Tuesday, December 18, 2007
If grains won't cooperate, then...
let's short the Aussie!
Saving Money Trading Forex
The Chicago Mercantile Exchange allows futures traders to trade Forex with tighter spreads and lower commissions.
Most of the Forex brokers claim that their trading is commission-free, but this isn't entirely truthful. Weren't they ever taught by dear old Mom to tell the whole truth? Instead of charging a commission, they just widen the bid/ask spread and make their profits that way. It is much more expensive for a trader to trade that way, because that bid/ask spread ultimately comes out of of the trader's pocket! There is no free lunch, and we traders are paying for the lunch!
I have come to learn that it is to the benefit of traders for orders to be processed through a centralized exchange like the CME. Since all orders are processed through the exchange, spreads are generally only 1 tick for liquid futures contracts. With a commission of only about $4 per trade, the break-even point is only 1-2 ticks.
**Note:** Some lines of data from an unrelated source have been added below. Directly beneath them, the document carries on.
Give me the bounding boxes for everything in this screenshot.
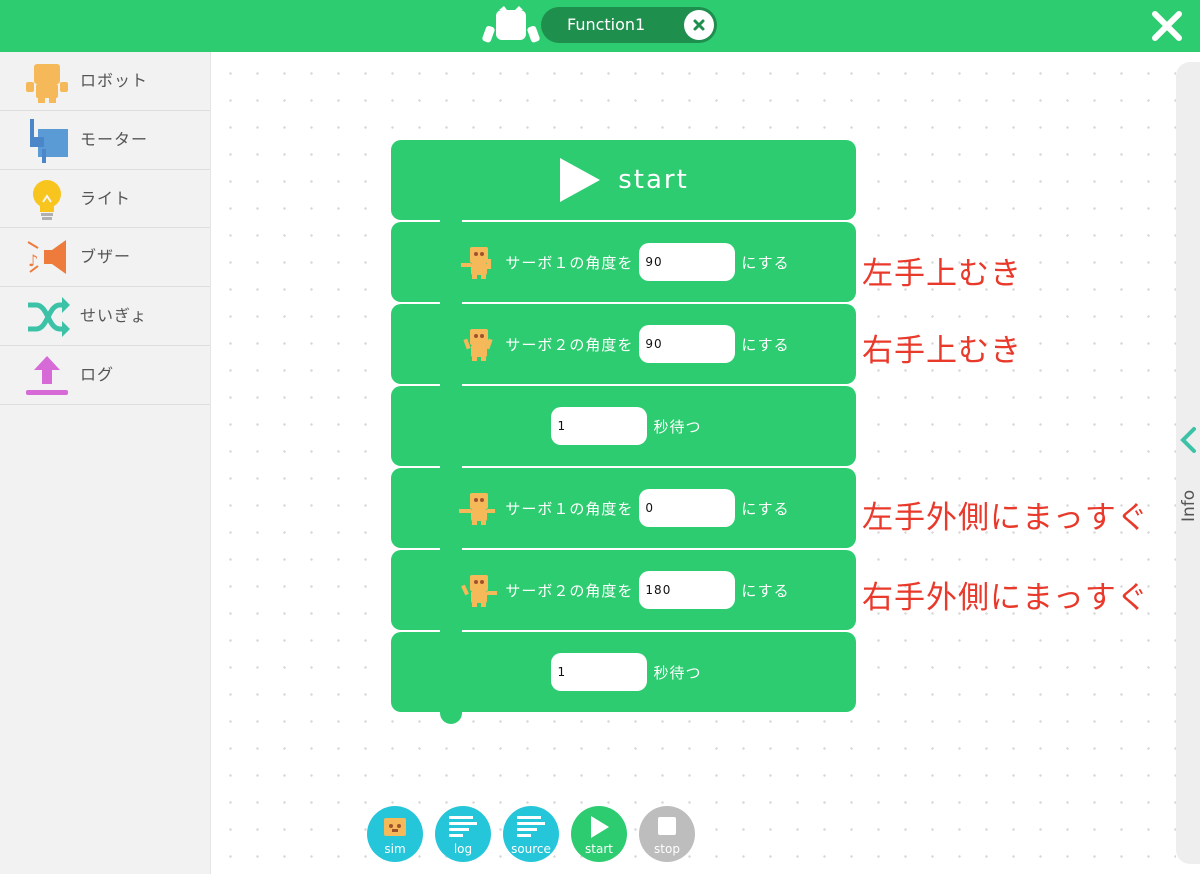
servo2-angle-input[interactable]: 90 — [639, 325, 736, 363]
start-button-label: start — [585, 842, 613, 856]
close-icon — [693, 19, 705, 31]
robot-head-icon — [482, 6, 540, 43]
annotation-note: 左手上むき — [862, 256, 1022, 292]
servo2-label: サーボ２の角度を — [505, 581, 634, 600]
info-panel-tab[interactable] — [1176, 62, 1200, 864]
speaker-icon: ♪ — [27, 240, 66, 275]
chevron-left-icon — [1180, 427, 1196, 453]
source-button[interactable]: source — [503, 806, 559, 862]
robot-arms-out-icon — [461, 575, 498, 607]
servo1-angle-block[interactable]: サーボ１の角度を 90 にする — [391, 222, 856, 302]
wait-seconds-input[interactable]: 1 — [551, 407, 648, 445]
sidebar-item-label: ログ — [80, 364, 115, 384]
function-tab-label: Function1 — [567, 15, 646, 34]
top-bar: Function1 — [0, 0, 1200, 52]
servo2-angle-input[interactable]: 180 — [639, 571, 736, 609]
servo1-label: サーボ１の角度を — [505, 499, 634, 518]
sidebar-item-motor[interactable]: モーター — [0, 111, 210, 170]
wait-block[interactable]: 1 秒待つ — [391, 386, 856, 466]
set-suffix: にする — [741, 499, 790, 518]
wait-suffix: 秒待つ — [653, 663, 702, 682]
robot-right-arm-up-icon — [463, 329, 493, 361]
sidebar-item-label: ライト — [80, 188, 132, 208]
lightbulb-icon — [33, 179, 61, 220]
robot-left-arm-up-icon — [461, 247, 492, 279]
wait-suffix: 秒待つ — [653, 417, 702, 436]
start-block[interactable]: start — [391, 140, 856, 220]
play-icon — [560, 158, 601, 202]
set-suffix: にする — [741, 581, 790, 600]
sim-button-label: sim — [384, 842, 406, 856]
start-button[interactable]: start — [571, 806, 627, 862]
sidebar-item-robot[interactable]: ロボット — [0, 52, 210, 111]
servo1-angle-input[interactable]: 0 — [639, 489, 736, 527]
stop-button[interactable]: stop — [639, 806, 695, 862]
start-block-label: start — [618, 165, 689, 195]
play-icon — [591, 816, 609, 838]
sidebar-item-light[interactable]: ライト — [0, 170, 210, 229]
robot-arms-out-icon — [459, 493, 496, 525]
sidebar-item-label: せいぎょ — [80, 306, 148, 326]
servo2-angle-block[interactable]: サーボ２の角度を 180 にする — [391, 550, 856, 630]
sidebar-item-label: ブザー — [80, 247, 132, 267]
servo2-angle-block[interactable]: サーボ２の角度を 90 にする — [391, 304, 856, 384]
servo1-angle-input[interactable]: 90 — [639, 243, 736, 281]
sidebar-item-buzzer[interactable]: ♪ ブザー — [0, 228, 210, 288]
sidebar-item-log[interactable]: ログ — [0, 346, 210, 405]
robot-icon — [26, 64, 68, 103]
servo2-label: サーボ２の角度を — [505, 335, 634, 354]
sim-button[interactable]: sim — [367, 806, 423, 862]
upload-arrow-icon — [26, 355, 68, 395]
svg-text:♪: ♪ — [28, 251, 38, 270]
stop-button-label: stop — [654, 842, 680, 856]
annotation-note: 右手外側にまっすぐ — [862, 580, 1149, 616]
wait-block[interactable]: 1 秒待つ — [391, 632, 856, 712]
lines-icon — [449, 816, 477, 837]
motor-icon — [30, 118, 68, 163]
block-palette-sidebar: ロボット モーター ライト ♪ ブザー せいぎょ ログ — [0, 52, 211, 874]
set-suffix: にする — [741, 335, 790, 354]
sidebar-item-label: モーター — [80, 129, 149, 149]
robot-face-icon — [384, 818, 406, 836]
annotation-note: 左手外側にまっすぐ — [862, 500, 1149, 536]
wait-seconds-input[interactable]: 1 — [551, 653, 648, 691]
sidebar-item-label: ロボット — [80, 71, 149, 90]
log-button[interactable]: log — [435, 806, 491, 862]
source-button-label: source — [511, 842, 551, 856]
set-suffix: にする — [741, 253, 790, 272]
log-button-label: log — [453, 842, 473, 856]
sidebar-item-control[interactable]: せいぎょ — [0, 287, 210, 346]
stop-icon — [658, 817, 676, 835]
function-tab[interactable]: Function1 — [541, 7, 717, 43]
servo1-angle-block[interactable]: サーボ１の角度を 0 にする — [391, 468, 856, 548]
annotation-note: 右手上むき — [862, 333, 1022, 369]
lines-icon — [517, 816, 545, 837]
info-panel-label: Info — [1179, 489, 1199, 522]
app-close-button[interactable] — [1150, 9, 1184, 43]
shuffle-icon — [28, 297, 70, 338]
tab-close-button[interactable] — [684, 10, 714, 40]
servo1-label: サーボ１の角度を — [505, 253, 634, 272]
Contrast that with the typical Forex broker. They charge no commission (so they say), but instead, they widen the bid/ask prices to 3-5 pips. Thus, your cost is at least $30-$50 just to break even. You must make from 4-6 ticks/pips before you can make a profit. And that's assuming there is NO slippage! This is the dirty little secret that the brokers of the retail Forex industry hope traders will never learn. They make their livelihoods from trader ignorance! But ultimately these brokers shoot themselves in the foot; because the churn in retail Forex traders is so high, they must constantly replace their client base. Their marketing costs sky-rocket, and they spend astronomical amounts of money seeking to constantly bring in new business. No wonder they widen their spreads so much!
Which would you rather do? Trade the retail Forex market, where you must make $40-$50 just to break even, or trade the currency futures through the CME, where you need to only make 1 tick ($10-12.50) to break even? The answer should be obvious!
As an example of this, my own broker funnels their Forex trades through one of the world's largest, most prominent Forex brokers. If I trade Forex (major crosses) through my broker, they charge me $2.67 per trade with a bid/ask spread of about .5-1.5 ticks (pips). However, if I trade directly with the same Forex broker at the retail level, instead of through my own at the wholesale cost, that same Forex broker widens the bid/ask spread to 3-5 ticks (ticks=pips), a difference of at least $30 in cost to the trader! The orders are both processed through the same company!
That's why I trade Forex through the Chicago Mercantile Exchange, where I pay about $4 plus 1 tick spread on futures processed through the CME exchange, rather than trade Forex through a retail Forex broker. I can also trade through my futures account rather than open a separate account just to trade currencies. It all comes down to MONEY - MY money!
In a business in which most people lose money, I'm not going to throw money away by spending more than I need to. The bid/ask spread is of critical importance in trading profitably. The tighter the spread, the more money in MY pocket.